Abbiamo allora domandato a Giancarlo Capaldo se, nell’ambito del lavoro da lui svolto alla procura di Roma riguardante la sparizione di Emanuela Orlandi, si sia mai occupato personalmente di questo filone d’indagine: “Quando mi sono occupato del caso Orlandi è stato all’indomani delle dichiarazioni della Minardi [Sabina Minardi, ex compagna del boss Renato De Pedis, ndr] e della purtroppo criminale pubblicizzazione di queste dichiarazioni, che ha mandato a monte una serie di indagini che potevano essere espletate. Quindi io mi sono occupato delle indagini in quel momento storico, in cui l’attenzione era ovviamente per il caso Orlandi e per quello di Mirella Gregori, due ragazze che sono state sempre un po’ accomunate, al di là della citazione congiunta che fece papa Giovanni Paolo II in uno dei suoi appelli, ma anche nell’immaginario collettivo, e giornalisticamente, perché erano due ragazzine adolescenti, sui 15 anni, tutte e due romane, tutte e due sparite in tempo ravvicinato (7 maggio 1983 la Gregori, 22 giugno 1983 la Orlandi). È chiaro che il collegamento veniva fatto istintivamente, non giudiziariamente e dal punto di vista investigativo, perché sono due vicende che sono state sviluppate poi da giudici diversi, tutte e due in modo approfondito. Sulle altre ragazze [quelle della lista, ndr] Io ho un’idea investigativa che non ho mai potuto controllare e riscontrare perché non ho mai avuto la delega a poter fare un’indagine su questo argomento, perché in procura le indagini si fanno con la delega che il procuratore dà al magistrato di fare le indagini. La delega che ho avuto nel 2008 era per Emanuela Orlandi”.
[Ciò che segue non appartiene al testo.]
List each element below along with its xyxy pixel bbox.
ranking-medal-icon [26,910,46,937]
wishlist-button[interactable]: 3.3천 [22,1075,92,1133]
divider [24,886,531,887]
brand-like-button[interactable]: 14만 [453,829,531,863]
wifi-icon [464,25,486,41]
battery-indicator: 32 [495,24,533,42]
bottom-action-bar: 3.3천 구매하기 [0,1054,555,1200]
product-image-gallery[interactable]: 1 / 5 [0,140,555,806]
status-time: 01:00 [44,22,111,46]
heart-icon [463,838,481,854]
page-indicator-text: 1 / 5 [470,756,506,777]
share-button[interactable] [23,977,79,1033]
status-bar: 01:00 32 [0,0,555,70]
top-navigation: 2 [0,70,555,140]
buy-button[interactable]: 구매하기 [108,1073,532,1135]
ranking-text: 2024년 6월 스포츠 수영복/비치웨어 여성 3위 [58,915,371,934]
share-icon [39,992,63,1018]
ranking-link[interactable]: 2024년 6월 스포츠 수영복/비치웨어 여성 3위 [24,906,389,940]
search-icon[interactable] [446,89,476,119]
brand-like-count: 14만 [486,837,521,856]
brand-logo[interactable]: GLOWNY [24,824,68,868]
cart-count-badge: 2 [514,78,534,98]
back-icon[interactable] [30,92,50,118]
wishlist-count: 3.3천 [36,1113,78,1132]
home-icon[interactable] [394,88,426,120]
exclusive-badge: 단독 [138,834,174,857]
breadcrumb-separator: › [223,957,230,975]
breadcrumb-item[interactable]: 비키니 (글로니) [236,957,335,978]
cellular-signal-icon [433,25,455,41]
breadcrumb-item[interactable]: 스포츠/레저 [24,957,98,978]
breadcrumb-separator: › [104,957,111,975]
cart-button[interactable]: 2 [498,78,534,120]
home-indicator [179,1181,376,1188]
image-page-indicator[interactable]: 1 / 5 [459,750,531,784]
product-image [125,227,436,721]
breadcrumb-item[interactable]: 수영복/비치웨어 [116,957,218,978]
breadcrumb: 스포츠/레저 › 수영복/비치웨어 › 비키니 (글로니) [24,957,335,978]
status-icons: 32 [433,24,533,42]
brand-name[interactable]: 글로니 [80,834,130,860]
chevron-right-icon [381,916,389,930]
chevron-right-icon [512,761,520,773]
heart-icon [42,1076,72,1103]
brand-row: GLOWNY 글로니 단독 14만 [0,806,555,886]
Un’idea investigativa, dunque, mai battuta. Ma che varrebbe la pena di riprendere in mano ancora oggi: “Secondo me sono indagini che, ovviamente con le difficoltà del caso - perché sono passati circa 40 anni - andrebbero pur sempre fatte per riuscire forse a comprendere meglio quello che è avvenuto anche a Mirella Gregori e Emanuela Orlandi”.

Accogliamo quello che sembra un invito dell’ex magistrato Giancarlo Capaldo.

Non ci illudiamo di far luce su due dei principali cold case italiani, ma forse riusciremo a fare qualcosa di buono per delle famiglie che da 40 anni vivono il limbo del silenzio.